2

I have done a principal component analysis (PCA) on a dataset (using prcomp in R) and now I want to determine what the principle component scores would be for a new sample(s). How can I do this?

I'm sure the information is encoded somewhere in the prcomp output, but I can't figure out which table, how to tie it back to a function, and I'm sure someone has already devised a command to do this (which I can't find).

amoeba
  • 93,463
  • 28
  • 275
  • 317
Jautis
  • 588
  • 1
  • 4
  • 13

1 Answers1

2

The code

require(graphics)

## the variances of the variables in the
## USArrests data vary by orders of magnitude, so scaling is appropriate
res<-prcomp(USArrests, scale = TRUE, retx=TRUE)

computes the principal components, in the result res$center you find the centers, in the result res$scale the scaling factors and in res$rotation you find the coefficients for transforming the centered data to the pcs.

As I use the option retx=TRUE in the above call to prcomp, res$x contains the prinicpal components computed by prcomp().

You can yourself compute res$x as follows (and this also for 'new' observations, see at the bottom):

# center and scale the data
c.fun<-function(df, center, scale) {
  return((df-center)/scale )
}
centeredData<-apply(USArrests, MARGIN=1, FUN=c.fun, res$center, res$scale  )

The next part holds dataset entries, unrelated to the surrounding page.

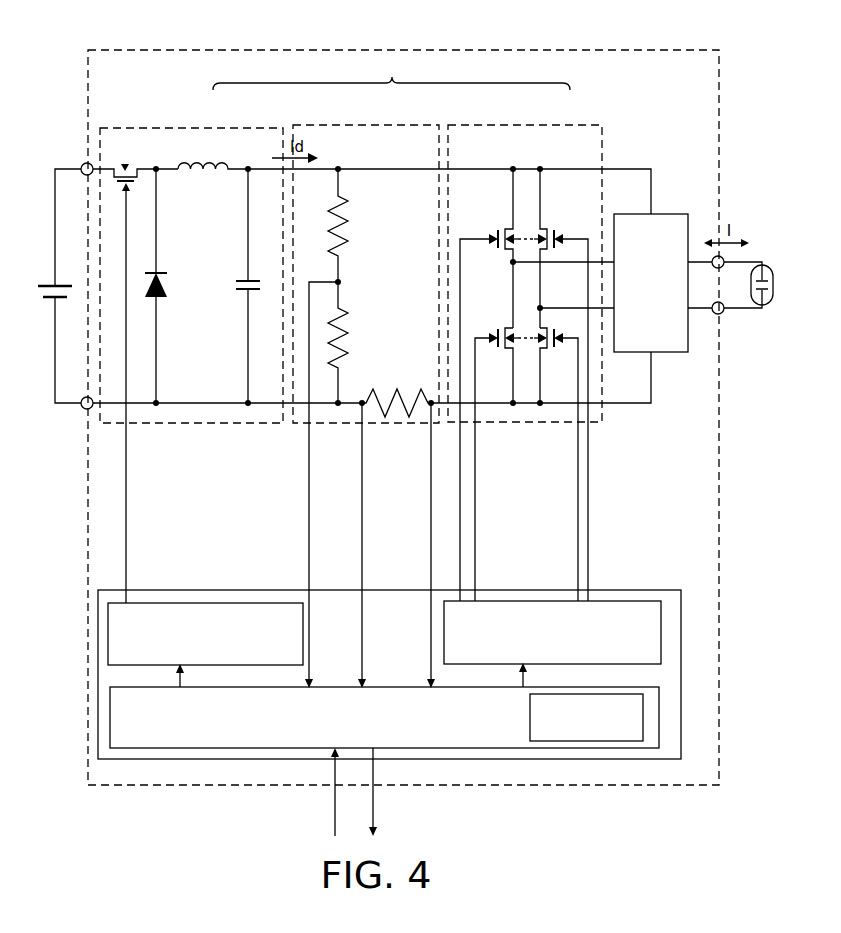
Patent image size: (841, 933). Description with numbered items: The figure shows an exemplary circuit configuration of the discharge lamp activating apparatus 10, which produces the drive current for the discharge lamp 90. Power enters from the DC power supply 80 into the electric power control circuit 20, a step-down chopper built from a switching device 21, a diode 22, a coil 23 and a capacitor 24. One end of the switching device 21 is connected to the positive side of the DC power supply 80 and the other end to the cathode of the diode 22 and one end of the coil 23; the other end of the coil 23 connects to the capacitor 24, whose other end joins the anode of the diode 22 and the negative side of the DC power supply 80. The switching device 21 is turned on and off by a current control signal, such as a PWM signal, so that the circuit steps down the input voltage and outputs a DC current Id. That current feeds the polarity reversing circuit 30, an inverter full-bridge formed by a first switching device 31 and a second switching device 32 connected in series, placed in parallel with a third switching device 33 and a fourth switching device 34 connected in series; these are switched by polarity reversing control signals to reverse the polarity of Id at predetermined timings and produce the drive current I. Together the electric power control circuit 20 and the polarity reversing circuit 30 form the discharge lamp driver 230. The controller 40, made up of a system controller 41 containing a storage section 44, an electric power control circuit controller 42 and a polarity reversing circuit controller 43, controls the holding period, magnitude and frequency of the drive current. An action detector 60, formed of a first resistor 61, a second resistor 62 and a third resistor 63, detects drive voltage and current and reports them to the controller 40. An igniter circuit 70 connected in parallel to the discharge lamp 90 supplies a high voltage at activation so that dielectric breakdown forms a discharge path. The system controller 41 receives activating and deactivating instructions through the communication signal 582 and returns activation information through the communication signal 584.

The discharge lamp activating apparatus 10 is at (720, 50).
The discharge lamp driver 230 is at (391, 72).
The electric power control circuit 20 is at (226, 127).
The switching device 21 is at (127, 368).
The diode 22 is at (171, 286).
The coil 23 is at (215, 151).
The capacitor 24 is at (257, 286).
The polarity reversing circuit 30 is at (534, 124).
The first switching device 31 is at (489, 385).
The second switching device 32 is at (496, 454).
The third switching device 33 is at (561, 385).
The fourth switching device 34 is at (558, 454).
The controller 40 is at (489, 590).
The system controller 41 is at (659, 691).
The electric power control circuit controller 42 is at (222, 603).
The polarity reversing circuit controller 43 is at (608, 601).
The storage section 44 is at (644, 723).
The action detector 60 is at (380, 424).
The first resistor 61 is at (357, 225).
The second resistor 62 is at (357, 342).
The third resistor 63 is at (396, 389).
The igniter circuit 70 is at (677, 214).
The DC power supply 80 is at (50, 286).
The discharge lamp 90 is at (768, 266).
The communication signal 582 is at (335, 808).
The communication signal 584 is at (373, 806).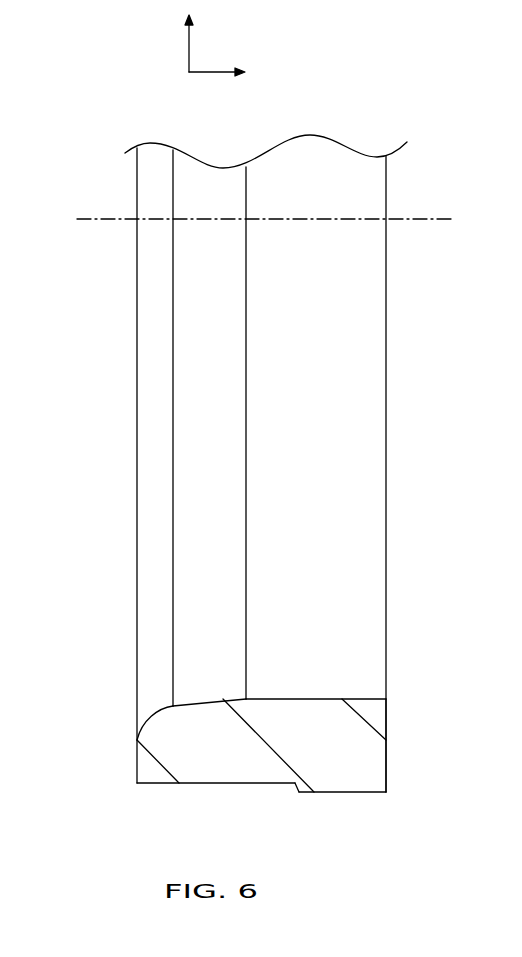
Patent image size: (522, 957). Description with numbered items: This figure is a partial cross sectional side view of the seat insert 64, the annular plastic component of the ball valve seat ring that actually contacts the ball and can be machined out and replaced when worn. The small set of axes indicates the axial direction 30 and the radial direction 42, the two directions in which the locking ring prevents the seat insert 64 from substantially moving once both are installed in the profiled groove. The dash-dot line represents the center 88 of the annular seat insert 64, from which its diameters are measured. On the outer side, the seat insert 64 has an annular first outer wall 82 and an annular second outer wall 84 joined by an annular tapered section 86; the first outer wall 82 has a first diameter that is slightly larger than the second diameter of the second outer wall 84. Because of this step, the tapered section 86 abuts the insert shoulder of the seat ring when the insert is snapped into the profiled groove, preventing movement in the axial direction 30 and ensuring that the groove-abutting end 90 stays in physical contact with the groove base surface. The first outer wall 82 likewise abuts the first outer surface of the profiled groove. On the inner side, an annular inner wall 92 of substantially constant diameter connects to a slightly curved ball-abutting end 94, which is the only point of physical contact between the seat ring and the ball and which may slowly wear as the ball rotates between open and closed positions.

The seat insert 64 is at (352, 87).
The center 88 is at (97, 217).
The radial direction 42 is at (188, 50).
The axial direction 30 is at (210, 73).
The inner wall 92 is at (317, 698).
The ball-abutting end 94 is at (155, 712).
The second outer wall 84 is at (160, 783).
The tapered section 86 is at (295, 787).
The first outer wall 82 is at (342, 793).
The groove-abutting end 90 is at (387, 753).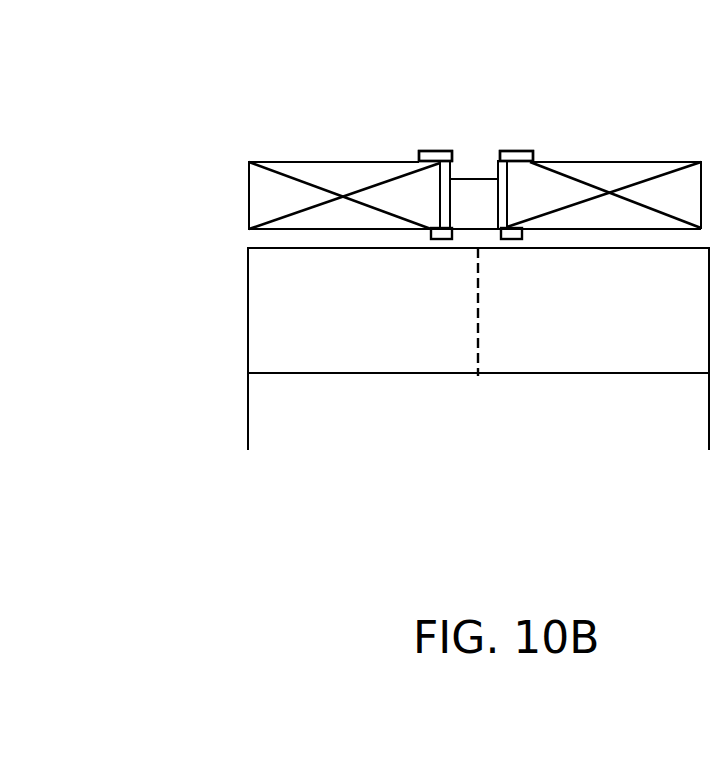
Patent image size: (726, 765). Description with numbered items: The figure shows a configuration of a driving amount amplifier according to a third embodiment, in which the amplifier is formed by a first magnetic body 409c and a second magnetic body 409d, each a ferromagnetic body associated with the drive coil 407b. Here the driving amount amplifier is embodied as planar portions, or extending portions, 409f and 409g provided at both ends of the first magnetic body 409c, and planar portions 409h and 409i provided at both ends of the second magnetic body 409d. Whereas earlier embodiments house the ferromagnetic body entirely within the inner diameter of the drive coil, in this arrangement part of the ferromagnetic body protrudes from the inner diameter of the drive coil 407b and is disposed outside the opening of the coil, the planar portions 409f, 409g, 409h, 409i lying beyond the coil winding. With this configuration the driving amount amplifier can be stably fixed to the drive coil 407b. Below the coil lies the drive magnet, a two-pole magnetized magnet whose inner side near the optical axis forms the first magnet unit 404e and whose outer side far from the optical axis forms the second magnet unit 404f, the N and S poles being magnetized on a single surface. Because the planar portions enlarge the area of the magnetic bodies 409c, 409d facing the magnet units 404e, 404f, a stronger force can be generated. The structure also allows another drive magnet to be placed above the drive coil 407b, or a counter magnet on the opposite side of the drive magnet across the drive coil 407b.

The drive coil 407b is at (258, 196).
The first magnetic body 409c is at (419, 157).
The planar portion 409f is at (442, 150).
The planar portion 409g is at (446, 184).
The planar portion 409h is at (512, 153).
The second magnetic body 409d is at (530, 162).
The planar portion 409i is at (508, 185).
The first magnet unit 404e is at (343, 343).
The second magnet unit 404f is at (663, 343).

# compute the principal components
pcs<-t(res$rotation) %*% centeredData

# compare with results of prcom (option retx=TRUE gives ^cs in x)
head(t(pcs))
head(res$x)
    # check if results are the same
    sum(abs(t(pcs)-res$x))

If you want to compute the components for new data, then (I use fake data) you do:

# some fake 'new data'
newdata<-USArrests[1:10,]
centeredNewData<-apply(newdata, MARGIN=1, FUN=c.fun, res$center, res$scale  )
pcsnew<-t(res$rotation) %*% centeredNewData